Разумеется, после шквального натиска Судакова Акулов разрешает пьесу для постановки, умышленно при этом не указав, что на основании договора пьеса передаётся автором театру Вахтангова. Таким образом» право постановки как будто получает и отличившийся в мошенничестве Художественный театр. У вахтанговцев, понятное дело, переполох, поскольку они с полнейшим на то основанием считают новую пьесу своей. Поднимается кутерьма.
“Ольга сообщила мне, что “Пушкин” пошёл к Немировичу. Вахтанговцы прислали МХАТ письмо, с протестом против постановки, говорят, что пьеса — ихняя. А Ольга говорит, что Илья плевать хотел на письмо. Я говорю Мише, что самое правильное ни во что не вмешиваться, потому что в конце концов что он может сделать. Мхатчики говорят, что договор вахтанговцев — кабальный...”
Немировичу пьеса нравится чрезвычайно: написана большим мастером, со вкусом и тонко, образы сдержанные и чёткие до того, что придётся копать в глубину.
Между тем проходит шестисотое представление “Дней Турбиных”. Читатель, ура!, поскольку некому больше кричать. Об авторе и не вспоминает никто. Из театра ни телефонного звонка, ни открытки, не говоря уже о депешах на красочных бланках и о букетах роскошных цветов, тогда как неукротимый Илья Судаков уже распределяет в “Последних днях” роли и Ольга Сергеевна передаёт, что Николая станет Качалов играть.
С осторожнейшим Немировичем тоже что-то приключается необъяснимое. Только что выпустивши “Врагов”, Немирович берёт на себя скорейший выпуск “Мольера”. На генеральной Михаил Афанасьевич встречается с ним. В партере стоят, кроме них, Судаков и Калужский. Немирович сам наводит витиеватую речь на “Последние дни”, поскольку уже решается официально вопрос, примет пьесу МХАТ к постановке или всё же не примет. И тут в разговор влетает эта самая Ольга Сергеевна, разумеется, по праву приятельства и родства, уж доберётся он до неё:
— Ты в ножки поклонись Владимиру Иванычу, чтобы он ставил.
В ножки Михаил Афанасьевич в жизнь свою не кланялся никому, а Немировича к этому времени так ненавидит, что при одном его имени у него как-то странно губы дрожат. Падает гробовое молчание. Всем ужасно неловко, кроме дуры Бокшанской. Деликатный Немирович конфузится. Михаил Афанасьевич поспешно прощается и ещё поспешней покидает театр.

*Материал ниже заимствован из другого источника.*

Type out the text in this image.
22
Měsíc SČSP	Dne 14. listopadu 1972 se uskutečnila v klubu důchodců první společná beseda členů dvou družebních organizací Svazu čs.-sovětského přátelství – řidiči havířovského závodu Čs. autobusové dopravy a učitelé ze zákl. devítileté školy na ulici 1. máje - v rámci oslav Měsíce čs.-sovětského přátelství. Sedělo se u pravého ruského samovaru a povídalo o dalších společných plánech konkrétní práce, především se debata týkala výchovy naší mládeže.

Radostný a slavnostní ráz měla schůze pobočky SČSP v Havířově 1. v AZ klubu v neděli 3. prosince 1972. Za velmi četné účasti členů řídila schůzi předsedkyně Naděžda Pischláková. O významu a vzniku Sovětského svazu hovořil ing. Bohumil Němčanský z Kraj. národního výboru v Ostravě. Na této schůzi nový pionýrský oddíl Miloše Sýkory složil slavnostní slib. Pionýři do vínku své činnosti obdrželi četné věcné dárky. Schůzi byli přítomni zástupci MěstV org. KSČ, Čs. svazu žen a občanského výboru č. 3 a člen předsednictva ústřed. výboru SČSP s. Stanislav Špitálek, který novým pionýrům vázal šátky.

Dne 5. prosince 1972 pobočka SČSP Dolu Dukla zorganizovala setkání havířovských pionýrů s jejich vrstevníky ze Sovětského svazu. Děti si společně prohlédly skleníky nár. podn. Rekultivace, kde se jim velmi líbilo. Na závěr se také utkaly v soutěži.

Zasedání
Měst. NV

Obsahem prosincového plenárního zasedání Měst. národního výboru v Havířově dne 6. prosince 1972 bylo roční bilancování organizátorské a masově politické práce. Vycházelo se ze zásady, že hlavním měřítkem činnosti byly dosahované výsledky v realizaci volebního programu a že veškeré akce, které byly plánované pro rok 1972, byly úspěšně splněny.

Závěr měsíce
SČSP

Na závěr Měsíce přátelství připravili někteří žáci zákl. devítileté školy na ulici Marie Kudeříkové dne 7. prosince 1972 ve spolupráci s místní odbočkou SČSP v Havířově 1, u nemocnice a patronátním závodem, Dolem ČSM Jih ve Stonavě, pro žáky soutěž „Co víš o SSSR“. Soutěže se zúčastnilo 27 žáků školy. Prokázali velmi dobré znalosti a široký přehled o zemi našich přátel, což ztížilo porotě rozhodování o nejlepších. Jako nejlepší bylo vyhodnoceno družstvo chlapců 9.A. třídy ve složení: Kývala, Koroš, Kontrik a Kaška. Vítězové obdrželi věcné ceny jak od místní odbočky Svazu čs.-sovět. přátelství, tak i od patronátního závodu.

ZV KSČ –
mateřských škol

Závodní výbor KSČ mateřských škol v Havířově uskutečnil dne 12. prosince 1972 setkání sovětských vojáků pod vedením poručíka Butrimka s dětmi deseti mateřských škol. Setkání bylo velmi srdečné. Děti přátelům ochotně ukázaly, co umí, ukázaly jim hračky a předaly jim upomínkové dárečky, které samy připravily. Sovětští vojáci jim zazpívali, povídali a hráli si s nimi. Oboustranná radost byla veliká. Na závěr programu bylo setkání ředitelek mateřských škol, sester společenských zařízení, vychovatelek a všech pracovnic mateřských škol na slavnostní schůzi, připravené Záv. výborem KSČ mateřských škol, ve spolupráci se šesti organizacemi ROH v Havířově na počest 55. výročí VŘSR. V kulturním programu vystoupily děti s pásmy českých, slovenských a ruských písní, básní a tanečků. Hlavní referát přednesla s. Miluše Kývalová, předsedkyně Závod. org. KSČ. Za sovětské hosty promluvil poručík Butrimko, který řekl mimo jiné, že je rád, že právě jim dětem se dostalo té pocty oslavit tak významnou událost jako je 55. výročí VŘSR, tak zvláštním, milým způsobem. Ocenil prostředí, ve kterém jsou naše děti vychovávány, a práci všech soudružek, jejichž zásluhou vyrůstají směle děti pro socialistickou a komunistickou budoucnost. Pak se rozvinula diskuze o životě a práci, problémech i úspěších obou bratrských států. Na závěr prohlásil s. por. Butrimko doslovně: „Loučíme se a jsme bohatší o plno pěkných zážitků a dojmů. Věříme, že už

Однако слухи о пьесе уже обвалом гремят. Никогда не виданный здесь, Сергей Прокофьев возникает в Нащокинском переулке и просит “Последние дни”, из которых, почтеннейший Михаил Афанасьевич, прекрасная опера выйдет, только для полного успеха непременно надобно Глинку ввести. Вскоре с той же приятнейшей целью о пьесе заводит речь Шостакович, и Елена Сергеевна размышляет под воздействием нахлынувших новостей, что уж если из “Последних дней” оперу делать, так она предпочла бы, чтобы делал её Шостакович. Это размышление, кстати сказать, вполне определённо свидетельствует о том, что в семье к Шостаковичу относятся с очевидной симпатией.